Earlier, speaking at the APEC CEO Summit in Lima, Peru, President Xi Jinping called on countries to speed up the negotiation of the Regional Comprehensive Economic Partnership (RCEP) as the basis for building the broader Free Trade Area of the Asia-Pacific (FTAAP) to pave the way for a more inclusive global economy.
RCEP excludes the US but includes 10 Asean countries plus Australia, China, India, Japan, New Zealand and South Korea; it covers 32 per cent of world GDP and 30 per cent of world trade.
FTAAP includes the US and China and 19 other world economies; it covers 55 per cent of world GDP and 44 per cent of world trade.
How will all this affect Hong Kong?
We enjoy a strategic geographical advantage, a well-developed infrastructure and a superb international communication network. Plus we play an important role as entrepot for trade between the Chinese mainland and the world. In 2015 Hong Kong was the world's eighth-largest trading economy in goods and the seventh-largest exporter and importer.
Due to our close trade links with the mainland, any mainland trade growth or decline would inevitably affect Hong Kong.
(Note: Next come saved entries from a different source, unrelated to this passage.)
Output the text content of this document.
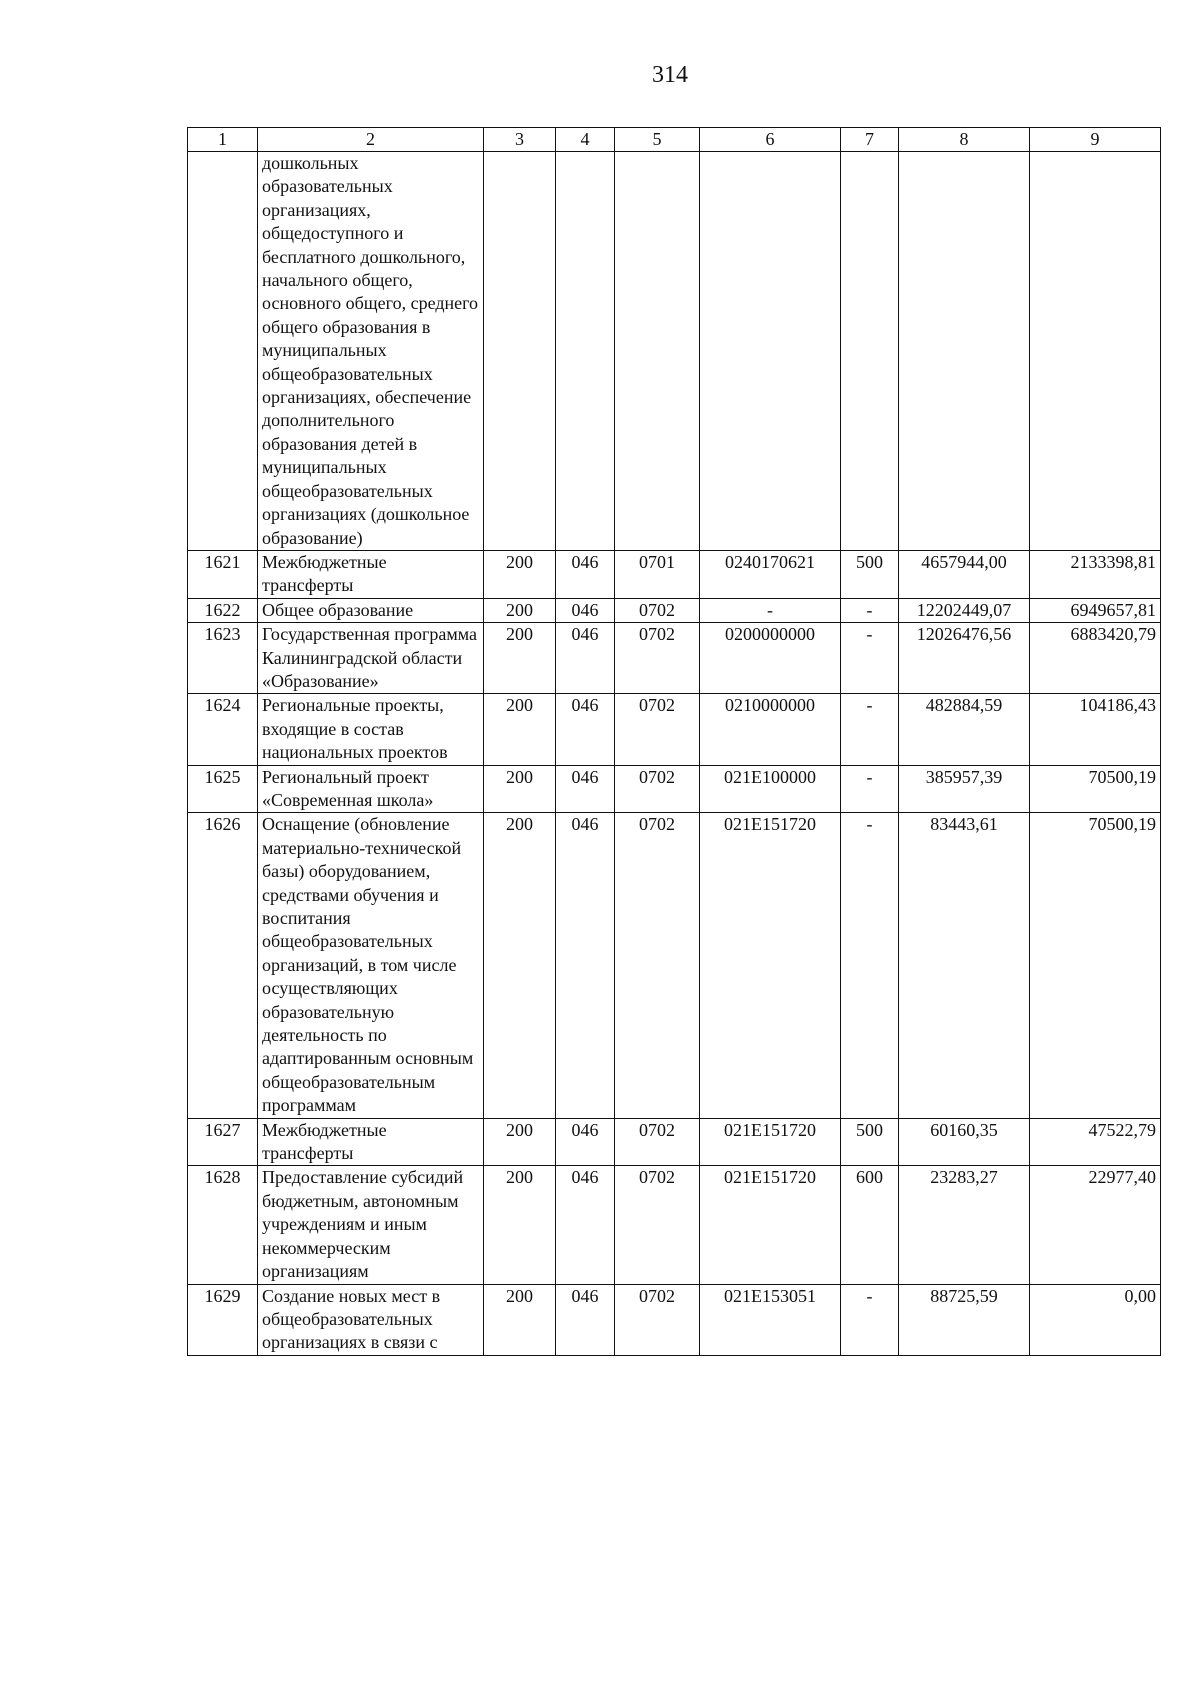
314
1	2	3	4	5	6	7	8	9
	дошкольных образовательных организациях, общедоступного и бесплатного дошкольного, начального общего, основного общего, среднего общего образования в муниципальных общеобразовательных организациях, обеспечение дополнительного образования детей в муниципальных общеобразовательных организациях (дошкольное образование)							
1621	Межбюджетные трансферты	200	046	0701	0240170621	500	4657944,00	2133398,81
1622	Общее образование	200	046	0702	-	-	12202449,07	6949657,81
1623	Государственная программа Калининградской области «Образование»	200	046	0702	0200000000	-	12026476,56	6883420,79
1624	Региональные проекты, входящие в состав национальных проектов	200	046	0702	0210000000	-	482884,59	104186,43
1625	Региональный проект «Современная школа»	200	046	0702	021E100000	-	385957,39	70500,19
1626	Оснащение (обновление материально-технической базы) оборудованием, средствами обучения и воспитания общеобразовательных организаций, в том числе осуществляющих образовательную деятельность по адаптированным основным общеобразовательным программам	200	046	0702	021E151720	-	83443,61	70500,19
1627	Межбюджетные трансферты	200	046	0702	021E151720	500	60160,35	47522,79
1628	Предоставление субсидий бюджетным, автономным учреждениям и иным некоммерческим организациям	200	046	0702	021E151720	600	23283,27	22977,40
1629	Создание новых мест в общеобразовательных организациях в связи с	200	046	0702	021E153051	-	88725,59	0,00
For example, in 2015 we were the second-largest trading partner of the mainland (after the US), with a trade value accounting for 8.7 per cent of its total trade; also we were the mainland's second-largest export market, taking up 14.6 per cent or US$331.6 billion (S$478.5 billion) of its total exports.
In the same year, the value of goods re-exported through Hong Kong from and to the mainland was US$410.3 billion, comprising 89.4 per cent of our total re-export trade value.
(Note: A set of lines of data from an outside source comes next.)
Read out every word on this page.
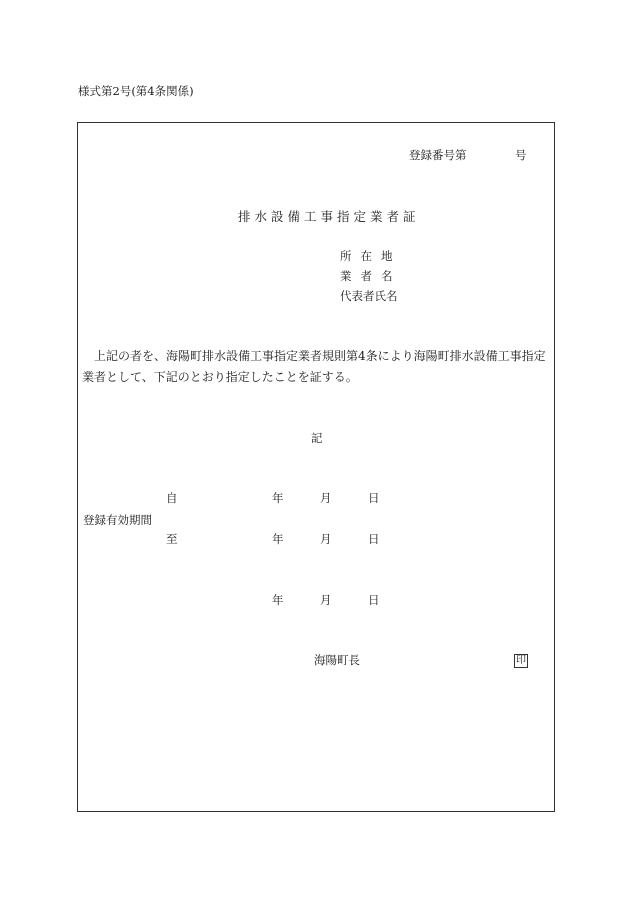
様式第2号(第4条関係)
登録番号第	号
排水設備工事指定業者証
所在地
業者名
代表者氏名
上記の者を、海陽町排水設備工事指定業者規則第4条により海陽町排水設備工事指定業者として、下記のとおり指定したことを証する。
記
自	年	月	日
登録有効期間
至	年	月	日
年	月	日
海陽町長	印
Such a strong mainland-Hong Kong trade relationship would ensure that if the mainland could benefit from the demise of TPP, such benefits would also accrue to Hong Kong.
The US-based Peterson Institute for International Economics estimates that TPP would increase trade activity between its member countries, while China's annual export loss would be about US$100 billion.
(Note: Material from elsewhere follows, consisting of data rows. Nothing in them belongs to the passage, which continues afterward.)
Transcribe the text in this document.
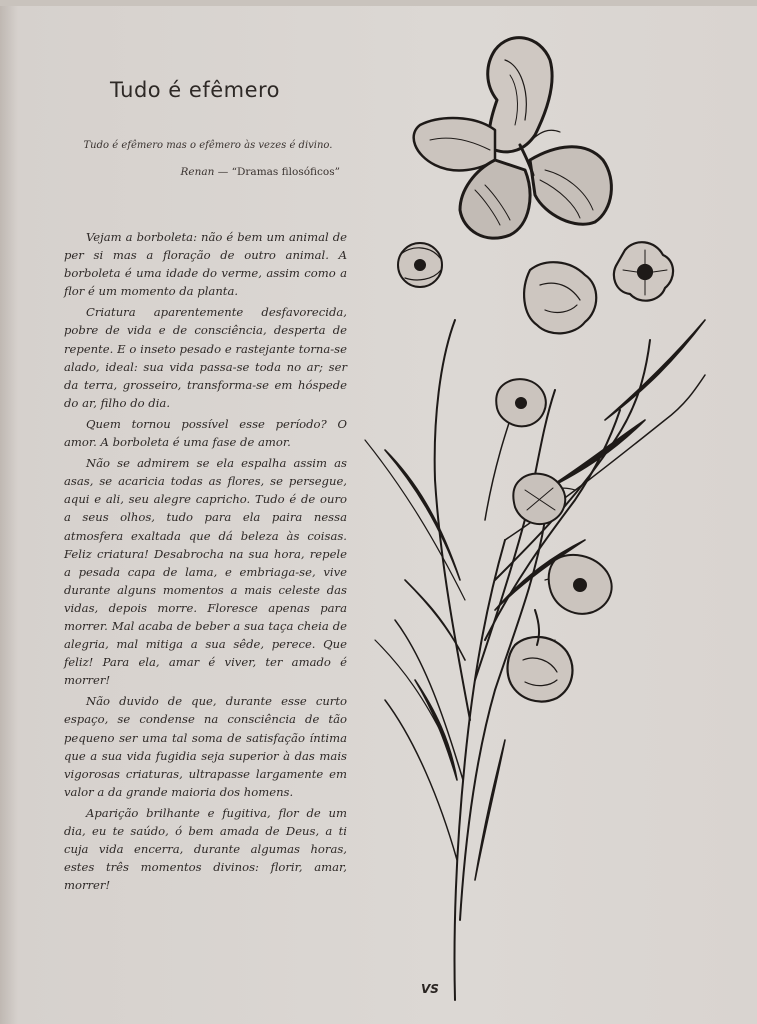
Tudo é efêmero

Tudo é efêmero mas o efêmero às vezes é divino.

Renan — “Dramas filosóficos”

Vejam a borboleta: não é bem um animal de per si mas a floração de outro animal. A borboleta é uma idade do verme, assim como a flor é um momento da planta.

Criatura aparentemente desfavorecida, pobre de vida e de consciência, desperta de repente. E o inseto pesado e rastejante torna-se alado, ideal: sua vida passa-se toda no ar; ser da terra, grosseiro, transforma-se em hóspede do ar, filho do dia.

Quem tornou possível esse período? O amor. A borboleta é uma fase de amor.

Não se admirem se ela espalha assim as asas, se acaricia todas as flores, se persegue, aqui e ali, seu alegre capricho. Tudo é de ouro a seus olhos, tudo para ela paira nessa atmosfera exaltada que dá beleza às coisas. Feliz criatura! Desabrocha na sua hora, repele a pesada capa de lama, e embriaga-se, vive durante alguns momentos a mais celeste das vidas, depois morre. Floresce apenas para morrer. Mal acaba de beber a sua taça cheia de alegria, mal mitiga a sua sêde, perece. Que feliz! Para ela, amar é viver, ter amado é morrer!

Não duvido de que, durante esse curto espaço, se condense na consciência de tão pequeno ser uma tal soma de satisfação íntima que a sua vida fugidia seja superior à das mais vigorosas criaturas, ultrapasse largamente em valor a da grande maioria dos homens.

Aparição brilhante e fugitiva, flor de um dia, eu te saúdo, ó bem amada de Deus, a ti cuja vida encerra, durante algumas horas, estes três momentos divinos: florir, amar, morrer!

VS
But this gloomy scenario presumably will no longer happen.
The likelihood is that if TPP fails and RCEP comes into effect, China would benefit by US$88 billion, according to the US-China Economic and Security Review Commission's latest annual report, and Hong Kong would benefit accordingly.
So, can Hong Kong afford to stay complacent?
The answer is: "No."
We know that while the US economic loss presents opportunities for China as a whole, Hong Kong must also beware the economic difficulties that may result from a more protectionist environment.
Therefore, the Hong Kong Special Administrative Region (SAR) should ride the post-TPP tide and aggressively expand its bilateral and multilateral trade agreements.
First, Hong Kong must complete its negotiations with the Asean countries for a free-trade agreement.
Asean is economically the fastest growing group globally, and is our fourth-largest export market and second-largest trading partner.
The Hong Kong-Asean Free Trade Agreement, coupled with the mainland and Hong Kong Closer Economic Partnership Arrangement (CEPA), would provide a solid platform to facilitate trade and investment among Hong Kong and Asean countries and enhance our role as a regional trading hub.
This would also facilitate Hong Kong's partnering with Asean countries and companies participating in the Belt and Road (B&R) Initiative which encompasses about 60 countries and covers 40 per cent of world GDP and over 60 per cent of world population.
Hong Kong's next major task is to work closely with the Beijing-led Asian Infrastructure Investment Bank (AIIB), a financial vehicle closely connected with the B&R Initiative.
After the AIIB was established at the end of 2015, 57 countries had signed its inter-governmental agreements.
As China's first multilateral financial institution, AIIB will provide new opportunities for countries both inside and outside Asia.
James Woolsey, a Trump senior adviser on national security, defence and intelligence, has said that the Obama administration's opposition to AIIB is a "strategic error".
He hoped Trump would be more enthusiastic about China's B&R Initiative. Perhaps we can hope that when Trump takes office in January 2017, there may be a US policy change favouring more US-China cooperation.
The author is an independent scholar and freelance writer. She is also the founder and president of the China-US Friendship Exchange Inc.